2.1.2ABA与信号转导大量研究表明,ABA参与植物低温响应,这表现在:(1)拟南芥经过低温处理(4e/2e)后,内源ABA增长3倍;(2)ABA可使生长在22e下的拟南芥植株抗冻力增强;(3)ABA 缺陷型突变株在低温处理下会受到冷的伤害;(4)对ABA不敏感型突变株施加ABA不能诱导冷驯化[28,29]。因此,有人对ABA在植物冷驯化过程中的信号转导提出一种模型,此模型包括位于在质膜上的ABA感受体及由ABA调节引起的胞液内Ga2+水平的增加[2]。Ishitani等[30]分析拟南芥突变株在低温胁迫响应中的信号转导途径指出,依赖ABA和不依赖ABA的信号转导途径并不是完全不相关的,而是存在着交叉转导作用。
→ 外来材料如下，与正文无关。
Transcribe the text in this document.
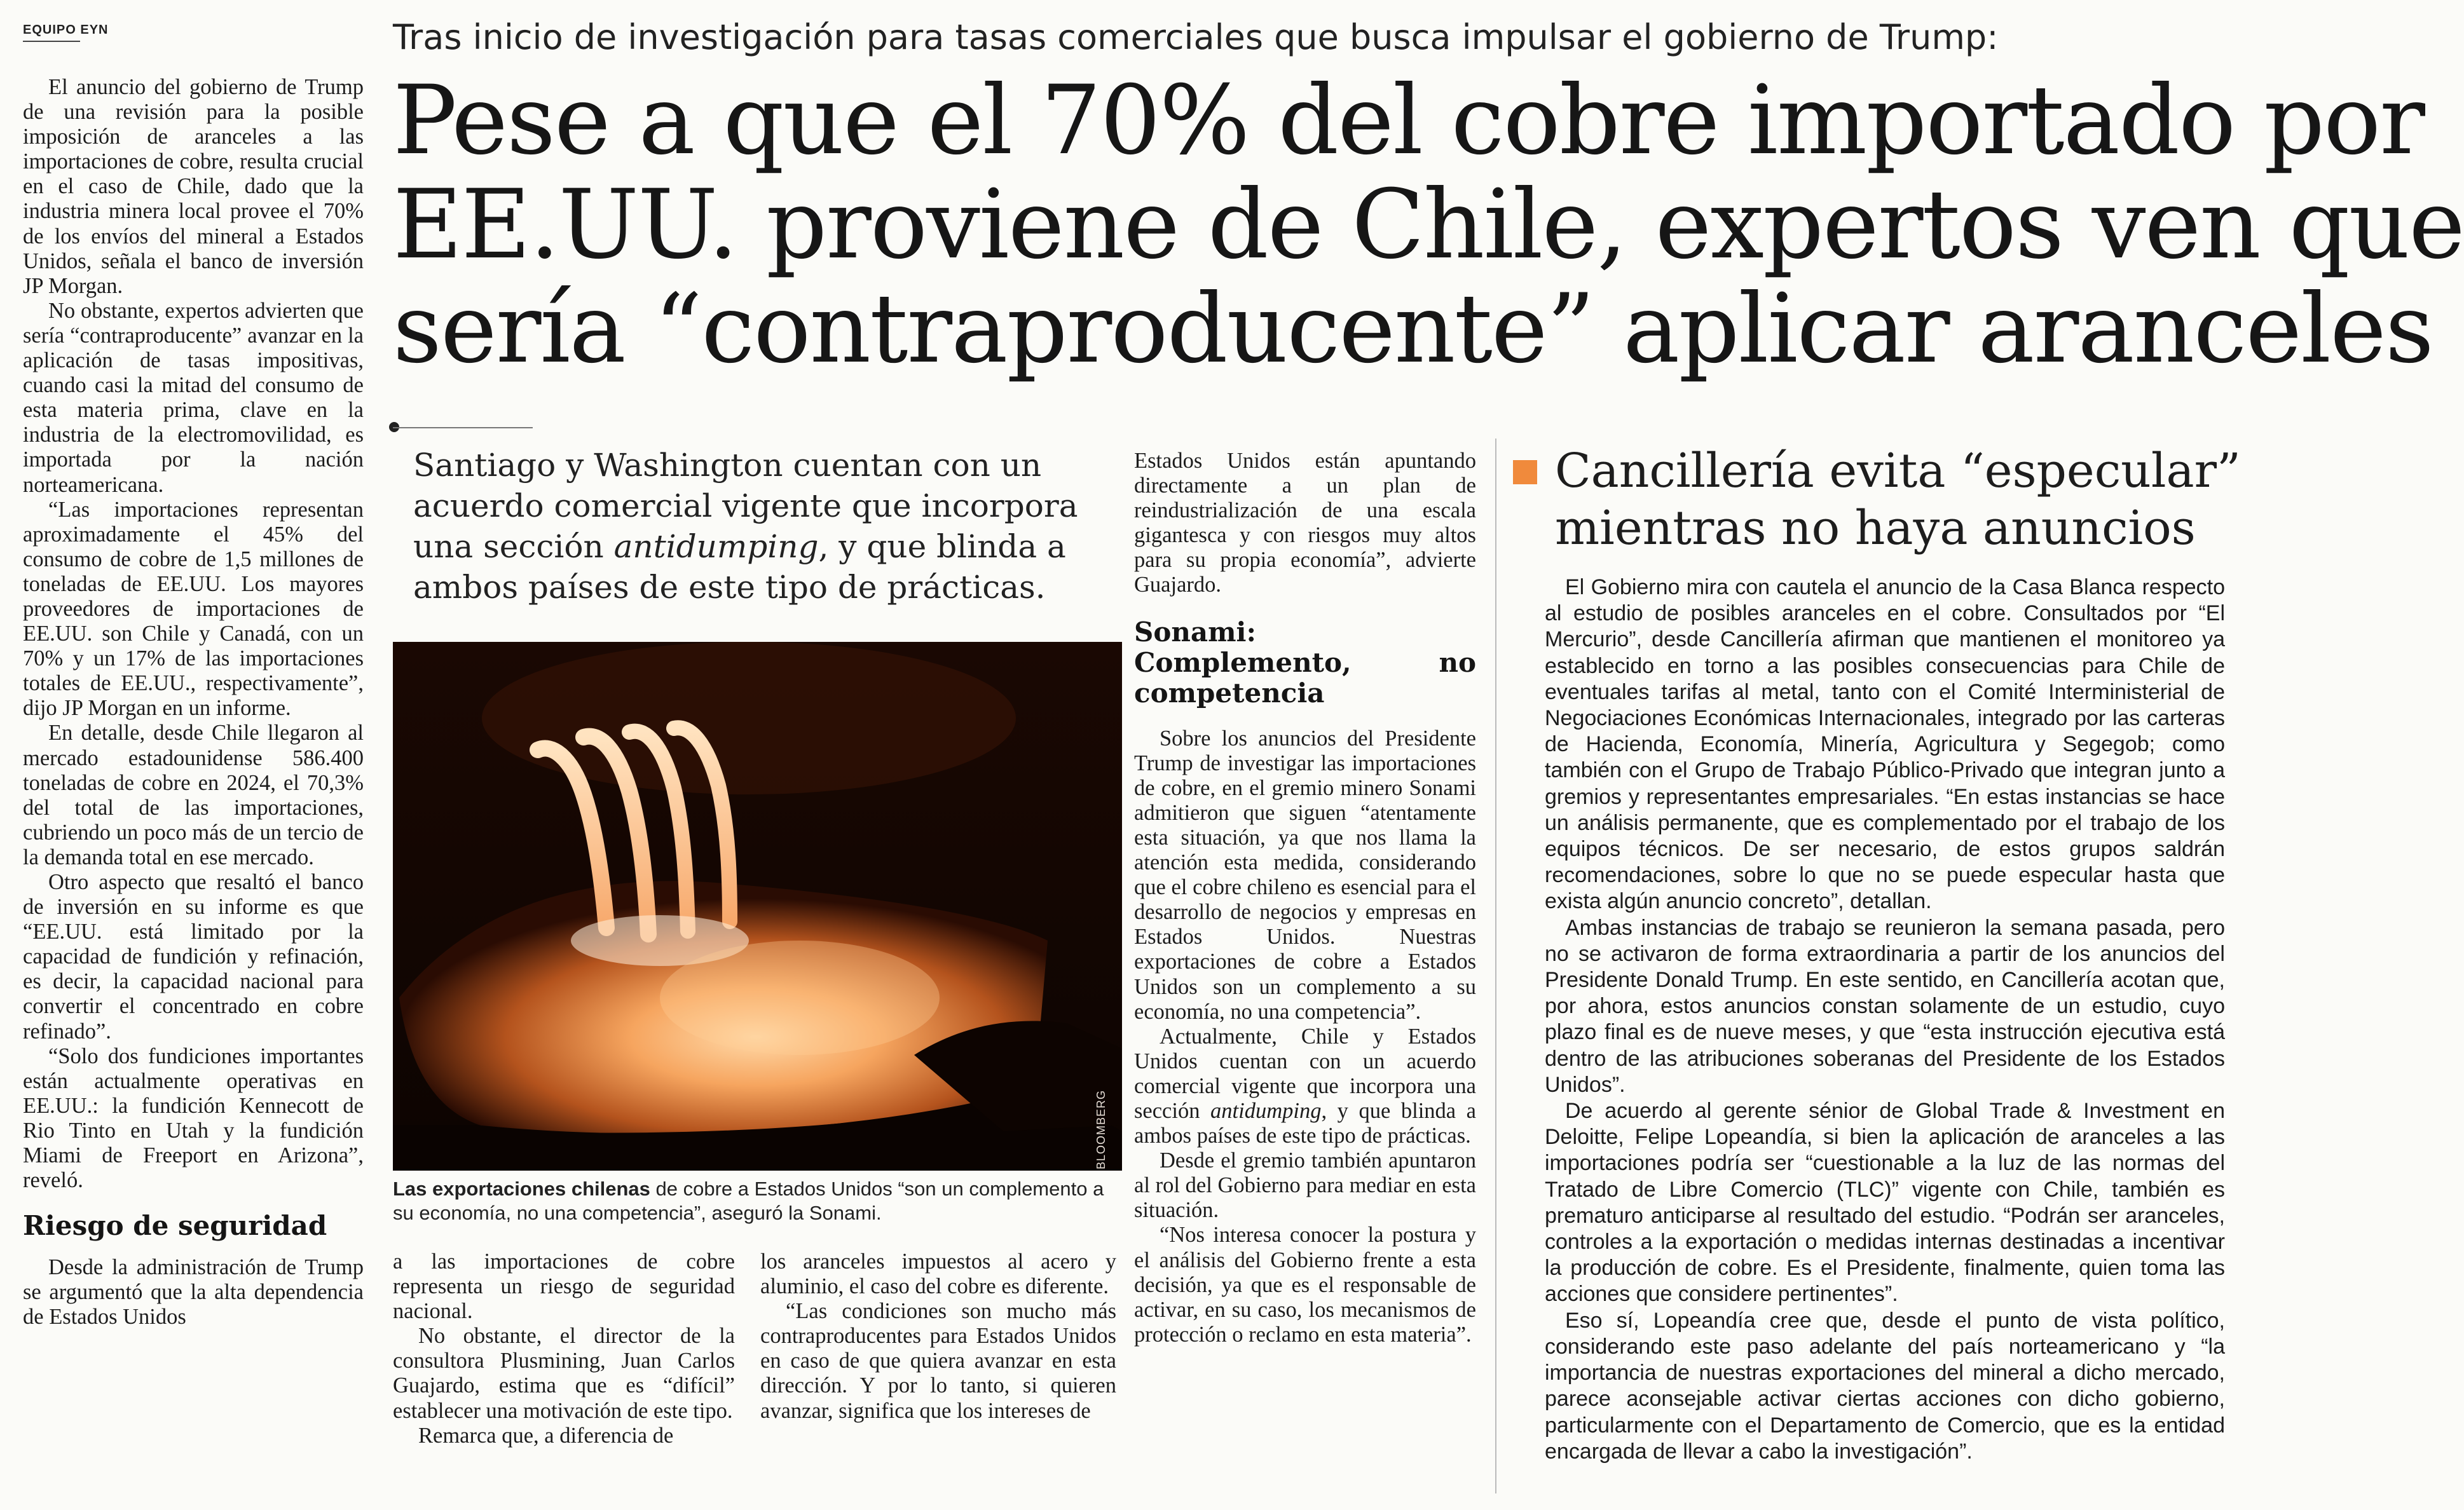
EQUIPO EYN

El anuncio del gobierno de Trump de una revisión para la posible imposición de aranceles a las importaciones de cobre, resulta crucial en el caso de Chile, dado que la industria minera local provee el 70% de los envíos del mineral a Estados Unidos, señala el banco de inversión JP Morgan.

No obstante, expertos advierten que sería “contraproducente” avanzar en la aplicación de tasas impositivas, cuando casi la mitad del consumo de esta materia prima, clave en la industria de la electromovilidad, es importada por la nación norteamericana.

“Las importaciones representan aproximadamente el 45% del consumo de cobre de 1,5 millones de toneladas de EE.UU. Los mayores proveedores de importaciones de EE.UU. son Chile y Canadá, con un 70% y un 17% de las importaciones totales de EE.UU., respectivamente”, dijo JP Morgan en un informe.

En detalle, desde Chile llegaron al mercado estadounidense 586.400 toneladas de cobre en 2024, el 70,3% del total de las importaciones, cubriendo un poco más de un tercio de la demanda total en ese mercado.

Otro aspecto que resaltó el banco de inversión en su informe es que “EE.UU. está limitado por la capacidad de fundición y refinación, es decir, la capacidad nacional para convertir el concentrado en cobre refinado”.

“Solo dos fundiciones importantes están actualmente operativas en EE.UU.: la fundición Kennecott de Rio Tinto en Utah y la fundición Miami de Freeport en Arizona”, reveló.

Riesgo de seguridad

Desde la administración de Trump se argumentó que la alta dependencia de Estados Unidos

Tras inicio de investigación para tasas comerciales que busca impulsar el gobierno de Trump:
Pese a que el 70% del cobre importado por
EE.UU. proviene de Chile, expertos ven que
sería “contraproducente” aplicar aranceles
Santiago y Washington cuentan con un
acuerdo comercial vigente que incorpora
una sección antidumping, y que blinda a
ambos países de este tipo de prácticas.
BLOOMBERG
Las exportaciones chilenas de cobre a Estados Unidos “son un complemento a su economía, no una competencia”, aseguró la Sonami.

a las importaciones de cobre representa un riesgo de seguridad nacional.

No obstante, el director de la consultora Plusmining, Juan Carlos Guajardo, estima que es “difícil” establecer una motivación de este tipo.

Remarca que, a diferencia de

los aranceles impuestos al acero y aluminio, el caso del cobre es diferente.

“Las condiciones son mucho más contraproducentes para Estados Unidos en caso de que quiera avanzar en esta dirección. Y por lo tanto, si quieren avanzar, significa que los intereses de

Estados Unidos están apuntando directamente a un plan de reindustrialización de una escala gigantesca y con riesgos muy altos para su propia economía”, advierte Guajardo.

Sonami: Complemento, no competencia

Sobre los anuncios del Presidente Trump de investigar las importaciones de cobre, en el gremio minero Sonami admitieron que siguen “atentamente esta situación, ya que nos llama la atención esta medida, considerando que el cobre chileno es esencial para el desarrollo de negocios y empresas en Estados Unidos. Nuestras exportaciones de cobre a Estados Unidos son un complemento a su economía, no una competencia”.

Actualmente, Chile y Estados Unidos cuentan con un acuerdo comercial vigente que incorpora una sección antidumping, y que blinda a ambos países de este tipo de prácticas.

Desde el gremio también apuntaron al rol del Gobierno para mediar en esta situación.

“Nos interesa conocer la postura y el análisis del Gobierno frente a esta decisión, ya que es el responsable de activar, en su caso, los mecanismos de protección o reclamo en esta materia”.

Cancillería evita “especular”
mientras no haya anuncios

El Gobierno mira con cautela el anuncio de la Casa Blanca respecto al estudio de posibles aranceles en el cobre. Consultados por “El Mercurio”, desde Cancillería afirman que mantienen el monitoreo ya establecido en torno a las posibles consecuencias para Chile de eventuales tarifas al metal, tanto con el Comité Interministerial de Negociaciones Económicas Internacionales, integrado por las carteras de Hacienda, Economía, Minería, Agricultura y Segegob; como también con el Grupo de Trabajo Público-Privado que integran junto a gremios y representantes empresariales. “En estas instancias se hace un análisis permanente, que es complementado por el trabajo de los equipos técnicos. De ser necesario, de estos grupos saldrán recomendaciones, sobre lo que no se puede especular hasta que exista algún anuncio concreto”, detallan.

Ambas instancias de trabajo se reunieron la semana pasada, pero no se activaron de forma extraordinaria a partir de los anuncios del Presidente Donald Trump. En este sentido, en Cancillería acotan que, por ahora, estos anuncios constan solamente de un estudio, cuyo plazo final es de nueve meses, y que “esta instrucción ejecutiva está dentro de las atribuciones soberanas del Presidente de los Estados Unidos”.

De acuerdo al gerente sénior de Global Trade & Investment en Deloitte, Felipe Lopeandía, si bien la aplicación de aranceles a las importaciones podría ser “cuestionable a la luz de las normas del Tratado de Libre Comercio (TLC)” vigente con Chile, también es prematuro anticiparse al resultado del estudio. “Podrán ser aranceles, controles a la exportación o medidas internas destinadas a incentivar la producción de cobre. Es el Presidente, finalmente, quien toma las acciones que considere pertinentes”.

Eso sí, Lopeandía cree que, desde el punto de vista político, considerando este paso adelante del país norteamericano y “la importancia de nuestras exportaciones del mineral a dicho mercado, parece aconsejable activar ciertas acciones con dicho gobierno, particularmente con el Departamento de Comercio, que es la entidad encargada de llevar a cabo la investigación”.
2.1.3蛋白激酶与信号转导蛋白激酶在植物感受低温、干旱及高盐胁迫的一系列信号转导途径中起着重要作用[31]。最近从模式植物拟南芥中克隆了一些同时受低温、高盐、干旱诱导的蛋白激酶基因,分别编码受体蛋白激酶(RPK)、促分裂原活化蛋白激酶、核糖体蛋白激酶以及转录调控蛋白激酶,它们在植物胁迫信号的接受、转导及抗性基因表达调控等过程中起作用。一般认为第一类激酶在各种信号感受及传递中起作用,但是否引起有促分裂原活化蛋白(M AP)激酶级联反应参与的转导途径,还是直接作用于转导途径的下游传递体,还需实验验证;第二类激酶具有MAP激酶级联反应的功能,在不同的信号传递过程中起作用,但MAP 激酶级联途径的成员以及与其它信号传递途径的相互关系尚待确定;
第三类是位于促分裂原活化蛋白激酶(MAPK)的下游,在胁迫诱导下激活核糖体S6,增加细胞内与这些胁迫耐性相关的蛋白质的合成,或作为细胞在逆境胁迫下的应激反应,促进所有蛋白质的合成;第四类激酶的功能目前尚不了解,可能位于信号传递的下游,作为拟南芥中转录复合物的重要组分在转录水平上调节多种基因的表达[32]。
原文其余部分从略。